People in the country’s least developed districts are more interested in local governments as compared to their compatriots in urbanised areas, official statistics of the recently held polls reveal.
Karachi and Lahore — the two largest cities of the country with a combined estimated population above 30 million — remained at the bottom in terms of voter turnout in their respective provinces. While Karachi, comprising six districts, registered a turnout of 36%, Lahore’s overall turnout was 44%.
Tharparkar, the district considered the most neglected and illiterate in Sindh, showed a voter turnout of 70% — the highest in the province. Similarly, Layyah and Bhakkar districts in southern Punjab, also considered the least developed, recorded the highest turnouts of 71% and 71%, respectively.

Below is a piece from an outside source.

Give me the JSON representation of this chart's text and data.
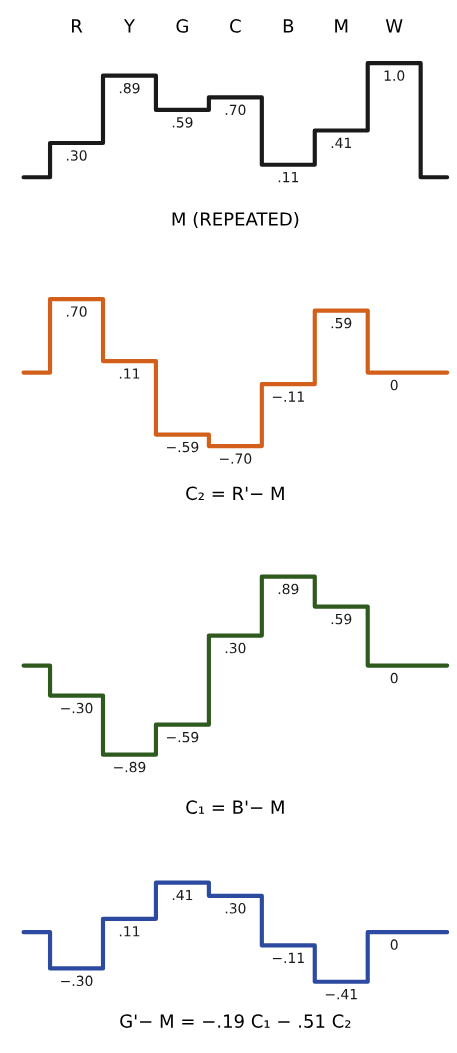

Local government elections were held last year in three phases in Punjab and Sindh after a 10-year delay. Polling for the first phase took place on October 31, for the second on November 19 and for the last phase on December 5, 2015.
Voting patterns in both provinces show people in major urban centres are the least interested in the process.
After Lahore, the Rawalpindi district — the second biggest urban centre in Punjab — followed the trend with 52% voter turnout. The same goes for Hyderabad — the second largest city of Sindh — with 50% turnout.
Overall the voter turnout in Punjab was 60.75% while Sindh, barring Karachi, saw an overall 56% turnout. The highest overall turnout was witnessed in southern Punjab. Multan city had much lower than average turnout with 59%. Muzaffargarh saw a turnout of 68%; Bahawalnagar 67.5%; and Bahawalpur 62%.
In the next stage, members elected through direct elections would elect members on reserved seats before the LGs become functional. The polling scheduled for February 8 and 14 has already been postponed indefinitely by the election commission because of litigations on mechanism for election.
The Election Commission of Pakistan (ECP) has yet to make public the statistics on LG polls for Punjab province. Even the data for turnout in the province has not been officially released two months after the polls were held. The ECP website is also silent on the various aspects of LG polls in the province, including details on results, turnout and most vitally the party positions. This mysterious silence raises questions of transparency, credibility and efficiency when such details are available for Sindh.
It becomes more doubtful given that two wings in the ECP – the election wing dealing with Punjab and the IT wing – are wrangling with each other on the issue.
Sources in the ECP told The Express Tribune the IT wing has sent many reminders to the election wing to provide it all the necessary data for the website but the latter has been reluctant to share the details.
Published in The Express Tribune, February 7th, 2016.